Он на цыпочках вошел в гостиную и увидел не совсем приличную сцену на полу. Оторвавшись от предмета своей страсти, Алексей Иванович крайне удивленно и одновременно возмущенно, шепотом спросил:
– Вам чего?
И тут же, не сдерживаясь, сорвался:
– Да как не стыдно подглядывать, черт вас побери…
– Тсс… Тише, пожалуйста. – Марк Семенович приложил палец к губам. – Я не подглядывал (шепотом), а вернее, нагляделся уже.
– Вы о чем это? – продолжал возмущенным голосом Алексей Иванович.
Марк Семенович махнул рукой:
– Тут, – показывая на телефон, крепко сжатый в руке, – Бабарыкин.
Алексея Ивановича прямо перекосило от злобы, он прошипел:
– Какой, к чертовой матери, Бабарыкин, в такой момент, вы в своем уме?
Марк Семенович сделал устрашающие глаза:
– Алексей Иванович, надо ответить, иначе будет скандал.
Алексей Иванович раздраженно зашипел:
– Этот твой Бабарыкин, как всегда, не вовремя. Скажи ему, что я в ванной комнате… или… лучше, что я принимаю людей из региона.
– Да вы понимаете, – шепчет Марк Семенович, усиленно прикрывая рукой трубку, – он уже все знает.
– Что знает?
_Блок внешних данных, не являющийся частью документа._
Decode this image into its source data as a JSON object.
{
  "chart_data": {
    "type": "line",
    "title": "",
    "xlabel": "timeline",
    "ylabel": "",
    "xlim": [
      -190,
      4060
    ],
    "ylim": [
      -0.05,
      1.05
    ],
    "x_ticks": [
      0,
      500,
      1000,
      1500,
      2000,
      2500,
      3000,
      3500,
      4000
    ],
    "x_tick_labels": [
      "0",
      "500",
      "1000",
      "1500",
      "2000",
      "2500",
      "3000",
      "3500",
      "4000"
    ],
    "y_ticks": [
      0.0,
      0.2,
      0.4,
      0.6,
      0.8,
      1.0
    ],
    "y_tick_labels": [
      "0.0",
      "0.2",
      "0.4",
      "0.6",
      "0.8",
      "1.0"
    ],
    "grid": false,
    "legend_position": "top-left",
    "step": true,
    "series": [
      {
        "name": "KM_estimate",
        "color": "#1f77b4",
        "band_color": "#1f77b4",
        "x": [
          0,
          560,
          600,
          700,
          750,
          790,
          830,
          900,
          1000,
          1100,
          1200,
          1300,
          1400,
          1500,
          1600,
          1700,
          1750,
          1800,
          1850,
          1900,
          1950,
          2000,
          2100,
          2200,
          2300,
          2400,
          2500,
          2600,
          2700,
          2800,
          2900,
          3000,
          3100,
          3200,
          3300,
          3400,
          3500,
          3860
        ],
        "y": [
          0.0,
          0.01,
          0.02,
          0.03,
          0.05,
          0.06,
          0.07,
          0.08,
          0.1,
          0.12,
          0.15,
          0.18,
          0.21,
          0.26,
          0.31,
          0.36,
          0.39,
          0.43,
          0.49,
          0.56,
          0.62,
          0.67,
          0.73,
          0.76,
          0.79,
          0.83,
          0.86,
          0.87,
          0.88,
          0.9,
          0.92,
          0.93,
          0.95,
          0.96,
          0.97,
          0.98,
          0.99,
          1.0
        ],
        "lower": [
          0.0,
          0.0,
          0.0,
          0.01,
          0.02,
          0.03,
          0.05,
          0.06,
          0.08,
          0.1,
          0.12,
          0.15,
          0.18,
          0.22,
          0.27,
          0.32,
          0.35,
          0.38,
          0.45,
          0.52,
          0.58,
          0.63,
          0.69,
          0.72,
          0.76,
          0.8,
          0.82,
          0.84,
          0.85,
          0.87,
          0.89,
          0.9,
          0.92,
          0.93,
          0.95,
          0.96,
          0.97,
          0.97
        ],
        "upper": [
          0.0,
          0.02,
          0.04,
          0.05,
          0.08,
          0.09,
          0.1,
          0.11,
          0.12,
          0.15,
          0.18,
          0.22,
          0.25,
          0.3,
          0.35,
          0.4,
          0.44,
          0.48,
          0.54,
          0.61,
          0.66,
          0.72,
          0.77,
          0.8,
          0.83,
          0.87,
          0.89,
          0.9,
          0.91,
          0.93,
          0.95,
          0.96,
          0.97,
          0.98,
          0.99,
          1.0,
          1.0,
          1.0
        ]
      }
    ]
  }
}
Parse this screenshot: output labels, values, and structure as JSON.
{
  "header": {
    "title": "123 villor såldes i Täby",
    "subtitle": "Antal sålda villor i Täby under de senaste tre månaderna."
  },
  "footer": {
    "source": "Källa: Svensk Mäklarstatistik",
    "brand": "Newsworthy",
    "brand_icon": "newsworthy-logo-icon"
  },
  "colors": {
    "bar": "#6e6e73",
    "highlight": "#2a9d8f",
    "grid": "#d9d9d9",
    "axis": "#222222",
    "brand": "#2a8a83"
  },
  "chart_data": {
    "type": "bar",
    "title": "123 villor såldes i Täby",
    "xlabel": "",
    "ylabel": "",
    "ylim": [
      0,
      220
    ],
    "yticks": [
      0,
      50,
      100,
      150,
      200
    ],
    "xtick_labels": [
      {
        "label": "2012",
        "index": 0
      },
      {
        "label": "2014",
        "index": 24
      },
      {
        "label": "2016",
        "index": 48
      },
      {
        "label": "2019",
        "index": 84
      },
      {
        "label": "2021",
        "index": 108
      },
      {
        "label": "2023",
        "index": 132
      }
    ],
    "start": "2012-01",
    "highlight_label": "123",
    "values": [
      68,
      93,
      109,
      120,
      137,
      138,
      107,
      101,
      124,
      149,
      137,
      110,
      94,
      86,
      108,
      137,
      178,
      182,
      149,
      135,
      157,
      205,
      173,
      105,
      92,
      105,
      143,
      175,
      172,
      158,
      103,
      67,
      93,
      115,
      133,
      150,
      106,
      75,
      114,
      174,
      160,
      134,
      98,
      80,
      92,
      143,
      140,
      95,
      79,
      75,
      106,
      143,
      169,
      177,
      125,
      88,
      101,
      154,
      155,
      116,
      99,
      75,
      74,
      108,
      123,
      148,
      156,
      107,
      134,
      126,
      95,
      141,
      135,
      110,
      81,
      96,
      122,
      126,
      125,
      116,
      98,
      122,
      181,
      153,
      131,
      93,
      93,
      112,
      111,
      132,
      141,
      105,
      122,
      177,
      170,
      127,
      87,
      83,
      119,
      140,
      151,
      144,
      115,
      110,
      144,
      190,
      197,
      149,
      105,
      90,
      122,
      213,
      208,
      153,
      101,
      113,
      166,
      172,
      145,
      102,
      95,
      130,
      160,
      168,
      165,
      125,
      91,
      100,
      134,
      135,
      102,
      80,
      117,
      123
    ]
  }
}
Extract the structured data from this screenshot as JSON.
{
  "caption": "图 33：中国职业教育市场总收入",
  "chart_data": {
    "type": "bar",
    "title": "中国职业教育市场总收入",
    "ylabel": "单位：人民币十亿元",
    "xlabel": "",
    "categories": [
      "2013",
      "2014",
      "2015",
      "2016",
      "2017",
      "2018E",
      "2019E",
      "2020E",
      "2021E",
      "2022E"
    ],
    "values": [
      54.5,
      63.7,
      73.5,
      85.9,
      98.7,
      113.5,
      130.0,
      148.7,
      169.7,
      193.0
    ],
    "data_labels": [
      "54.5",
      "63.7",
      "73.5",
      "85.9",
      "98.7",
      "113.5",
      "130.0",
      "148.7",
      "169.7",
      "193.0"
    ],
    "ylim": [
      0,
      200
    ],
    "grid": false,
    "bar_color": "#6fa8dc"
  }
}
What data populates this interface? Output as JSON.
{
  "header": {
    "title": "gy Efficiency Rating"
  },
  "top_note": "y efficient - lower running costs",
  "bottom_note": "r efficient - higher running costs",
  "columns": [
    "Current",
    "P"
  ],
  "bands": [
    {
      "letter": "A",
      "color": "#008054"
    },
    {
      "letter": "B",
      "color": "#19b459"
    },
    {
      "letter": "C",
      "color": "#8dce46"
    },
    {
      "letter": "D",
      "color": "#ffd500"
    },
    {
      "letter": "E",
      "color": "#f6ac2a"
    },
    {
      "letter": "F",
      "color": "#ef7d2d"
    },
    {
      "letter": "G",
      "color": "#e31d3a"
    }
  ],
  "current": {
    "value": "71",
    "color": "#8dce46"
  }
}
Что мы победили?
– Не-е-ет, – проблеял Марк Семенович, – о вашем поведении во время поездки.
– Уже успел нажаловаться твой Шмыерович?
– Шпеерович, Алексей Иванович, я вас прошу, возьмите трубку.
Депутат со злобой попытался отмахнуться:
– Достали вы своим Шпееровичем, да с этим, иже с ним, козлом Бабарыкиным.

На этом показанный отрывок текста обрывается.